BRUSSELS (Reuters) - Europe secured the world’s broadest agreement yet to battle global warming on Friday after helping east European states pay for changes that will punish their heavily polluting power sectors and industries.
The rampant economic crisis had at times threatened to derail the European Union’s plans to cut carbon dioxide by a fifth by 2020, but a myriad of concessions to industry helped pin down a deal amid criticism from environmental groups.
”This is quite historic,“ said French President Nicolas Sarkozy. ”You will not find another continent in this world that has given itself such binding rules.
The deal takes on a greater importance coming just before Barack Obama assumes the U.S. presidency, amid hopes in Europe of transatlantic cooperation to tackle climate change.
“Our message to our global partners is... Yes, you can do what we are doing...especially to our American partners,” said European Commission President Jose Manuel Barroso. “We are asking him (Obama) to join Europe and with us lead the world.”
But green groups said that in their rush to get a deal, European leaders had granted too many concessions to industry.
“This is a flagship EU policy with no captain, a mutinous crew and several gaping holes in it,” said Sanjeev Kumar of environment pressure group WWF.
Chancellor Angela Merkel and Prime Minister Silvio Berlusconi had fought hard for industries like German steel, chemicals and cement and Italian glass, ceramics and paper, and at one point Berlusconi had threatened to block a deal.
They had already succeeded this year in watering down action to curb emissions from the powerful auto sector.
“We demanded 15 things -- we got practically all, and we are very satisfied,” Berlusconi said.
Measures were agreed to reduce the risk that carbon curbs would hurt European industry and reduce its ability to compete with less regulated rivals abroad.
European industries exposed to international competition will receive free emissions permits if they face a 5 percent increase in costs, a measure that is viewed as covering over 90 percent of EU industry.

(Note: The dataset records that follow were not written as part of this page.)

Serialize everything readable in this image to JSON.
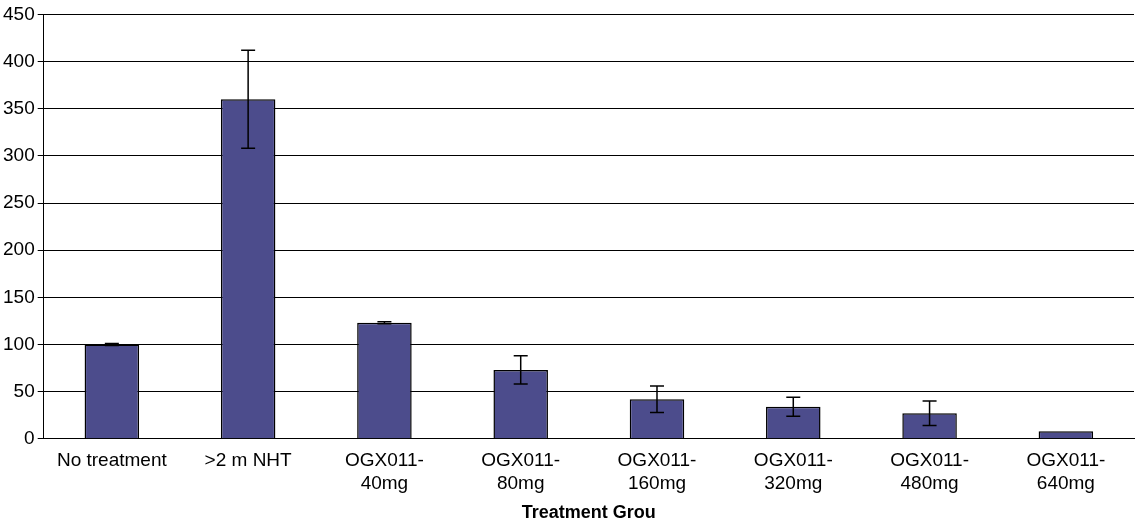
{
  "chart_data": {
    "type": "bar",
    "xlabel": "Treatment Grou",
    "categories": [
      "No treatment",
      ">2 m NHT",
      "OGX011-40mg",
      "OGX011-80mg",
      "OGX011-160mg",
      "OGX011-320mg",
      "OGX011-480mg",
      "OGX011-640mg"
    ],
    "values": [
      100,
      360,
      123,
      73,
      42,
      34,
      27,
      8
    ],
    "errors": [
      1,
      52,
      1,
      15,
      14,
      10,
      13,
      null
    ],
    "color": "#4c4c8c",
    "ylim": [
      0,
      450
    ],
    "yticks": [
      0,
      50,
      100,
      150,
      200,
      250,
      300,
      350,
      400,
      450
    ],
    "grid": "y",
    "legend": false
  }
}
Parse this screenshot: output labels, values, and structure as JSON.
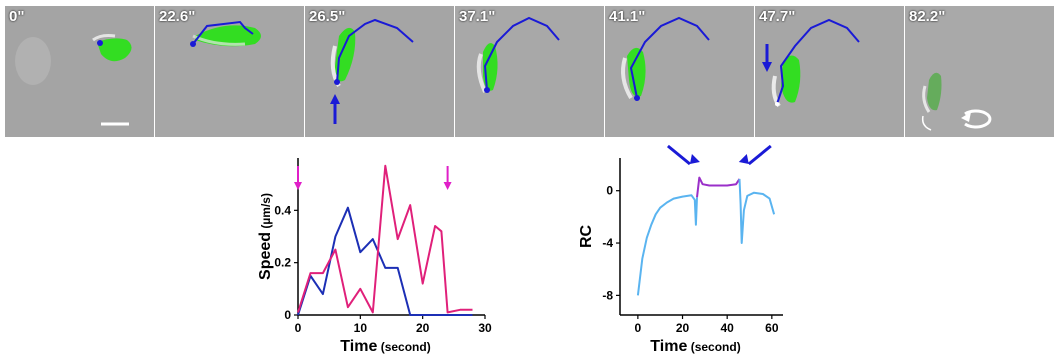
{
  "panels": [
    {
      "time_label": "0\""
    },
    {
      "time_label": "22.6\""
    },
    {
      "time_label": "26.5\""
    },
    {
      "time_label": "37.1\""
    },
    {
      "time_label": "41.1\""
    },
    {
      "time_label": "47.7\""
    },
    {
      "time_label": "82.2\""
    }
  ],
  "colors": {
    "track": "#1a1ad6",
    "cell_fluorescence": "#33dd22",
    "arrow_magenta": "#e01fc8",
    "speed_series_a": "#1c2fb5",
    "speed_series_b": "#e0207a",
    "rc_blue": "#5ab4f0",
    "rc_purple": "#9a2fc9"
  },
  "chart_data": [
    {
      "type": "line",
      "ylabel": "Speed",
      "ylabel_unit": "(µm/s)",
      "xlabel": "Time",
      "xlabel_unit": "(second)",
      "xlim": [
        0,
        30
      ],
      "ylim": [
        0,
        0.6
      ],
      "x_ticks": [
        "0",
        "10",
        "20",
        "30"
      ],
      "y_ticks": [
        "0",
        "0.2",
        "0.4"
      ],
      "arrows_at_x": [
        0,
        24
      ],
      "series": [
        {
          "color_key": "speed_series_a",
          "x": [
            0,
            2,
            4,
            6,
            8,
            10,
            12,
            14,
            16,
            18,
            20,
            22,
            24,
            26,
            28
          ],
          "values": [
            0.0,
            0.15,
            0.08,
            0.3,
            0.41,
            0.24,
            0.29,
            0.18,
            0.18,
            0.0,
            0.0,
            0.0,
            0.0,
            0.0,
            0.0
          ]
        },
        {
          "color_key": "speed_series_b",
          "x": [
            0,
            2,
            4,
            6,
            8,
            10,
            12,
            14,
            16,
            18,
            20,
            22,
            23,
            24,
            26,
            28
          ],
          "values": [
            0.01,
            0.16,
            0.16,
            0.25,
            0.03,
            0.1,
            0.01,
            0.57,
            0.29,
            0.42,
            0.12,
            0.34,
            0.32,
            0.01,
            0.02,
            0.02
          ]
        }
      ]
    },
    {
      "type": "line",
      "ylabel": "RC",
      "xlabel": "Time",
      "xlabel_unit": "(second)",
      "xlim": [
        -8,
        65
      ],
      "ylim": [
        -9.5,
        2.5
      ],
      "x_ticks": [
        "0",
        "20",
        "40",
        "60"
      ],
      "y_ticks": [
        "0",
        "-4",
        "-8"
      ],
      "arrows_at_x": [
        26,
        47
      ],
      "series": [
        {
          "color_key": "rc_blue",
          "x": [
            0,
            2,
            4,
            6,
            8,
            10,
            13,
            16,
            20,
            24,
            25.5,
            26,
            26.5
          ],
          "values": [
            -8.0,
            -5.2,
            -3.6,
            -2.6,
            -1.8,
            -1.3,
            -0.9,
            -0.6,
            -0.45,
            -0.35,
            -0.7,
            -2.6,
            -0.5
          ]
        },
        {
          "color_key": "rc_purple",
          "x": [
            26.5,
            27.5,
            29,
            32,
            36,
            40,
            44,
            45.5
          ],
          "values": [
            -0.5,
            1.0,
            0.5,
            0.4,
            0.4,
            0.4,
            0.5,
            0.9
          ]
        },
        {
          "color_key": "rc_blue",
          "x": [
            45.5,
            46,
            46.5,
            47.5,
            49,
            52,
            56,
            59,
            61
          ],
          "values": [
            0.9,
            -1.0,
            -4.0,
            -1.5,
            -0.4,
            -0.15,
            -0.25,
            -0.6,
            -1.8
          ]
        }
      ]
    }
  ]
}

Critics said the move reduced the main incentive for industry to cut emissions, but a commission official said that a steadily lowering cap on emissions would do the job.
The biggest threat to a deal on Friday was the opposition of nine former communist nations, which feared the deal would ramp up costs for their highly polluting coal-fired power sectors.
To buy their support, two swathes of funding will be distributed to them taken from around 12 percent of revenues from the EU’s flagship emissions trading scheme (ETS), which makes industry buy permits to pollute.
The money is partly framed as recognition for the massive drop in emissions they experienced when their industry collapsed in the wake of communism.
Their power sectors were also partially exempted from paying for emissions permits from the ETS, getting 70 percent free in 2013 but those exemptions will be phased out by 2020.
Diplomats reluctantly praised the negotiating skills of Polish Prime Minister Donald Tusk, who later flashed the two-finger victory sign as he left the building.
Britain’s Gordon Brown came away having secured a boost to funding to around 6 billion euros for innovative technology to capture and bury emissions from power stations underground, such as in depleted North Sea gas fields.
“The sum that is involved is very considerable,” he said. “A few weeks ago people were saying it was going to be impossible.”